Employer Comments and Recommendations

Respondents were asked to comment on the specific competencies and provide general comments regarding the issue of career readiness competency.

In commenting on specific competencies, most respondents reiterated the value of the competency.

While fewer than 10 percent provided general feedback, their comments provide recommendations for how students prepare for entry into the world of work and illustrate the value organizations place on specific attributes and skills. Comments fall into three categories: higher education and preparation; competitive advantage; and on the job.

Higher education and preparation: Respondents cited the need for students to gain hands-on, real-world experience during college to prepare for work after college, pointed to internships as the best way to gain this experience, and recommended that colleges and universities build internships into their curriculum or make participation in an internship a requirement.
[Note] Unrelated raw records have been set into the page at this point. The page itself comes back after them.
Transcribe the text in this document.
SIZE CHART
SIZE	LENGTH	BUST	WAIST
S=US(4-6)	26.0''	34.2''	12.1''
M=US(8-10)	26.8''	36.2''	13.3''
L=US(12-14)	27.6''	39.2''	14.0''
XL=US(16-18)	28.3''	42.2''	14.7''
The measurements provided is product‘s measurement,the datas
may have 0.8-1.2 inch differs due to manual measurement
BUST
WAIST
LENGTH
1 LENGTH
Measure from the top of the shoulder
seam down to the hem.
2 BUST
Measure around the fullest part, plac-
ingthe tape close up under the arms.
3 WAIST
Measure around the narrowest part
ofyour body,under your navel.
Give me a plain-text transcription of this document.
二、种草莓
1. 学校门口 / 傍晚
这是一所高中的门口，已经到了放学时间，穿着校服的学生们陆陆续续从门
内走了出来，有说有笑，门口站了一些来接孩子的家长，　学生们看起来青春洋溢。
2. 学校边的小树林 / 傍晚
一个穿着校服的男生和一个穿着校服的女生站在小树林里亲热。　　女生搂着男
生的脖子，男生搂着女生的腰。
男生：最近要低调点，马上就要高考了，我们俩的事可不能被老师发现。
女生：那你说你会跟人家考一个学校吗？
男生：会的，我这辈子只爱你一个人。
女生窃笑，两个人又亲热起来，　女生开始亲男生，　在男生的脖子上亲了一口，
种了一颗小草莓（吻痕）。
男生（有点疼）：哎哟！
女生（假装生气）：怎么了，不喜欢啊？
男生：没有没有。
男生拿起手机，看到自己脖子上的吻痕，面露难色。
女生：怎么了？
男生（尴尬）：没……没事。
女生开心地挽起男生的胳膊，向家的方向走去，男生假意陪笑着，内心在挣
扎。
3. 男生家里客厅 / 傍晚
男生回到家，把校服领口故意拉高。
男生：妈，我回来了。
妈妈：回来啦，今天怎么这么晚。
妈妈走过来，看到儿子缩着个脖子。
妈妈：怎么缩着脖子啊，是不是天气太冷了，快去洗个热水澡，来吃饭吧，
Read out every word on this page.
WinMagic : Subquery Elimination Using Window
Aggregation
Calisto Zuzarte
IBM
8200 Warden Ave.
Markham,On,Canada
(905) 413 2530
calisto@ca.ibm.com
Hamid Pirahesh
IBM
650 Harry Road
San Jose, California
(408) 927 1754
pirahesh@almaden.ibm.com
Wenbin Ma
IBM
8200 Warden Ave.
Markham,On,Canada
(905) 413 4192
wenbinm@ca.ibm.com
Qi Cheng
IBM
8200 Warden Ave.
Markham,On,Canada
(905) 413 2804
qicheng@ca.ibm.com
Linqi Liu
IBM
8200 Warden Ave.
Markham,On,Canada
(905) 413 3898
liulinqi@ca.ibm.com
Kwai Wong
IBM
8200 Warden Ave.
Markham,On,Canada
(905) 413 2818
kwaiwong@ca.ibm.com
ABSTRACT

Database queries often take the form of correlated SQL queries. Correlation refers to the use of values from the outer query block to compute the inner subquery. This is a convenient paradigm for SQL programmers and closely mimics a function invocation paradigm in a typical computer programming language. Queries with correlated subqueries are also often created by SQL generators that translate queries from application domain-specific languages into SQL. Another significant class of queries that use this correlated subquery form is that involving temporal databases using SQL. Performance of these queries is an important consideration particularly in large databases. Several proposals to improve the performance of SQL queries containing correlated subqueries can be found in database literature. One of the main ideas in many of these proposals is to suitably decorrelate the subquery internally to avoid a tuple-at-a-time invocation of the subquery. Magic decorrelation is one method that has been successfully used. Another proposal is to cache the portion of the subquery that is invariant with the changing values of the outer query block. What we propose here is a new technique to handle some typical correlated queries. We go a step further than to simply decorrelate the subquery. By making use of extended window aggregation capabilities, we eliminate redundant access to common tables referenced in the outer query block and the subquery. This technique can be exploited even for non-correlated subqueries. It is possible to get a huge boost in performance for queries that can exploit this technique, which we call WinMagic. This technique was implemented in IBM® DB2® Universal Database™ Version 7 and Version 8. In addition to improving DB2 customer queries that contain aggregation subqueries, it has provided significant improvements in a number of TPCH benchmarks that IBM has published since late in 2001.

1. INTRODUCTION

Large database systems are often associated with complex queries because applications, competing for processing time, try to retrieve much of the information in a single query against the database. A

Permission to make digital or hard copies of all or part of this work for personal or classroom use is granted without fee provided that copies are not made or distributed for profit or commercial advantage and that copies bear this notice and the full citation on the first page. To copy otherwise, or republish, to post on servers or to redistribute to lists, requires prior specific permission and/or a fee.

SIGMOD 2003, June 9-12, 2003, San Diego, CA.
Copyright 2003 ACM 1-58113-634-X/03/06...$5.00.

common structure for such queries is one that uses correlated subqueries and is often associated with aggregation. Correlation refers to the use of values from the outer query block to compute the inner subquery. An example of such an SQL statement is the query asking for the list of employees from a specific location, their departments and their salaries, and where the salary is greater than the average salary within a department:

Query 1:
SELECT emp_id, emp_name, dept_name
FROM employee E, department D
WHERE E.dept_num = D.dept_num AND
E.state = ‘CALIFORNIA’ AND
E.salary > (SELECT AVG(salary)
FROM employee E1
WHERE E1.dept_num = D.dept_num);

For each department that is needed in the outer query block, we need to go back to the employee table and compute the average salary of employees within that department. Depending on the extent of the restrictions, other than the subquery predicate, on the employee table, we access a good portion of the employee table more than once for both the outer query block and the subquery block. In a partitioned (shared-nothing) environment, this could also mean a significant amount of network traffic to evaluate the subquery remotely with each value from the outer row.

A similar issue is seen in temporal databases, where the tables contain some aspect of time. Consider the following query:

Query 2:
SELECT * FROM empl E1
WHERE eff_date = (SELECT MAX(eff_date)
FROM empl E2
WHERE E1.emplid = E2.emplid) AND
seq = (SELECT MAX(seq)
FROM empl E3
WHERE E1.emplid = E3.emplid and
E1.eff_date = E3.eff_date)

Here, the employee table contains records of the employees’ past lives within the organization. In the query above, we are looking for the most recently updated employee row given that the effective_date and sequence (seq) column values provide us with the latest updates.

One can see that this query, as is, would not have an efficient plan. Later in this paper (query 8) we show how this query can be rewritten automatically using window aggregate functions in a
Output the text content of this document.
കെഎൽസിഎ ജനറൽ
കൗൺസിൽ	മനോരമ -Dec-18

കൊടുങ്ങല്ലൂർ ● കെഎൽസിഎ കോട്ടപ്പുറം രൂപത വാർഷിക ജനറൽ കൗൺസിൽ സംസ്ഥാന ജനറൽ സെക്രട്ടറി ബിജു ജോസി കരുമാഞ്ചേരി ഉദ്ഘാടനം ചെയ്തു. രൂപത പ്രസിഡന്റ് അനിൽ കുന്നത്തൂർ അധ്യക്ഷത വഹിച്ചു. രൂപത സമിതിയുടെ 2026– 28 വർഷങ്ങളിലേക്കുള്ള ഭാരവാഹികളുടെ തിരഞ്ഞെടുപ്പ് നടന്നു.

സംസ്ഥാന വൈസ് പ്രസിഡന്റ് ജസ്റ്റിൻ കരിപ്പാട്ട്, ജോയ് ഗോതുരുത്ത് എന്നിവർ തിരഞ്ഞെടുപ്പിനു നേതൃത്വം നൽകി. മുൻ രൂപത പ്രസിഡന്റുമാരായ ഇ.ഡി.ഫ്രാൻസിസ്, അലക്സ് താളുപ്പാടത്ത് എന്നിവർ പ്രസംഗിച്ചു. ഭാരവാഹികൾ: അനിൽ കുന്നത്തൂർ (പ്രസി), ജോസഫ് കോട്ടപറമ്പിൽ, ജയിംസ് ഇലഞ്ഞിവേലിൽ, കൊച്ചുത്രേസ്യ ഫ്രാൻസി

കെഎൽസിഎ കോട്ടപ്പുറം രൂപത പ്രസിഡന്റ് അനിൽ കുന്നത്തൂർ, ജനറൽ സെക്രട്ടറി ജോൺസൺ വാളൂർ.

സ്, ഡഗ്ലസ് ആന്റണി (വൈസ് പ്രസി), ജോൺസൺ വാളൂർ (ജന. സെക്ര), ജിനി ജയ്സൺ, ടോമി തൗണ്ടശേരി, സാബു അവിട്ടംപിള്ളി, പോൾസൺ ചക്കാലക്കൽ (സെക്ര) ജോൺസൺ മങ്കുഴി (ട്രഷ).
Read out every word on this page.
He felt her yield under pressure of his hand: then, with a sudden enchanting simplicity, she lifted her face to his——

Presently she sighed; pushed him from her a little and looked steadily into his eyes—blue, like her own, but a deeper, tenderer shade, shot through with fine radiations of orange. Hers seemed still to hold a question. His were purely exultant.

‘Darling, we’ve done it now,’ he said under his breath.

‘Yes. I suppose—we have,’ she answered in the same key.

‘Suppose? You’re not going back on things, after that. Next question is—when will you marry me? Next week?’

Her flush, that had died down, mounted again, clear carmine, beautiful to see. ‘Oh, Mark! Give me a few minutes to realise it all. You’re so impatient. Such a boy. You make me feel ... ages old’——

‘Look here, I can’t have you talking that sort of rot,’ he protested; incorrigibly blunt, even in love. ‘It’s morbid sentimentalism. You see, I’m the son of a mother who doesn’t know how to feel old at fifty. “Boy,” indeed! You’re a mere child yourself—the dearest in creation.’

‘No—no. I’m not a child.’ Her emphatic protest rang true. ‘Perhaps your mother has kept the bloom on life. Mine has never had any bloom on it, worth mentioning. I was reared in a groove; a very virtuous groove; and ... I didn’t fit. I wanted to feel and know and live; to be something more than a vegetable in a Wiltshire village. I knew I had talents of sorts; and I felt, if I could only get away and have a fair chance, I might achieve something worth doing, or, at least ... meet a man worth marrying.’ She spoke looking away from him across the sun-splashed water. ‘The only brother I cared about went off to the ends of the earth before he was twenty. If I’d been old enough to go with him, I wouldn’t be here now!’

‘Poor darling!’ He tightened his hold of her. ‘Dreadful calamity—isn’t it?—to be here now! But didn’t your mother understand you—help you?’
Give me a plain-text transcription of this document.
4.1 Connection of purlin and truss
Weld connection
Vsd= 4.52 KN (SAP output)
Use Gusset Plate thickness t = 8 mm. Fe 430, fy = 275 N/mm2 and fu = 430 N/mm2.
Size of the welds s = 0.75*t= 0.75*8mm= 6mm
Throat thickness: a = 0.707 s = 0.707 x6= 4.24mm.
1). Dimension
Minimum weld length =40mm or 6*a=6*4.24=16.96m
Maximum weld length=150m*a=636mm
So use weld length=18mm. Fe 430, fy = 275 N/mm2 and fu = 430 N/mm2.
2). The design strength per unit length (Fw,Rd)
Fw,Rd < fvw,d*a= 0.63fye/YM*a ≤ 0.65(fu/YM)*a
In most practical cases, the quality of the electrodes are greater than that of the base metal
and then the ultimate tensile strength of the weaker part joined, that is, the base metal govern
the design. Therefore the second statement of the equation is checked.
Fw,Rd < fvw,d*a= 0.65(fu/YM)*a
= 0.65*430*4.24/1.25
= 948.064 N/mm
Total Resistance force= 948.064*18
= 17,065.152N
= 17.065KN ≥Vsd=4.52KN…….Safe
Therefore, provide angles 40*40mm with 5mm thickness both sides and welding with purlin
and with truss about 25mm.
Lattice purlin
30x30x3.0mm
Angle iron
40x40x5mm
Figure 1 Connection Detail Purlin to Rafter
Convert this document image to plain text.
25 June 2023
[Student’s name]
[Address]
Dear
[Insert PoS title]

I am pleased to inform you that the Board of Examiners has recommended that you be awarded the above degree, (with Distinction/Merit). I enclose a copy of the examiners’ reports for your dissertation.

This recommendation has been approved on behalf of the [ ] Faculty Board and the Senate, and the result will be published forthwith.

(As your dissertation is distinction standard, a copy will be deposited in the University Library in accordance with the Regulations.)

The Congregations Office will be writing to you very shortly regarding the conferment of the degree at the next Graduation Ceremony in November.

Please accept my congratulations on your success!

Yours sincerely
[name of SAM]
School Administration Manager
Competitive advantage: While respondents recognize that new college graduates continue to develop their skills and abilities as they become seasoned professionals, they noted that those candidates who can demonstrate and articulate their career readiness enjoy a competitive advantage over their less-ready counterparts in landing an initial job after graduation. Once on board, they will also move up in the organization more quickly than those who don't have the same level of competency.

It is important to note that respondents also emphasized the importance of candidate focus: Respondents reported that candidates who had a clear sense of their career aspirations, direction, and goals have a distinct advantage over other candidates. This combination—competency and direction—are key for new college graduates.

On the job: Many of this survey's respondents acknowledged that it is normal for new college hires to evolve as they gain work experience and recommended that new hires can speed and strengthen this growth process by seeking out professional development opportunities and mentors—and engaging with those mentors frequently. An added benefit: New hires that pursue such actions are perceived as flexible, responsive, and willing to learn—and match employers' desire for people who are "ready to work, ready to learn, and ready to perform."

* The seven competencies were identified through and adapted, with permission, from two main sources: 1) "List of Skills," Are They Really Ready to Work, 2006, by Linda Barrington, Jill Casner-Lotto, and Mary Wright in collaboration with Partnership for 21st Century Skill, Corporate Voices for Working Families and the Society for Human Resource Management, and The Conference Board, Inc., 2006; and 2) NACE's annual Job Outlook survey, which includes a section that probes the skills employers seek in new college graduate job candidates; the survey has resulted in multiple years of data indicating which skills employers seek.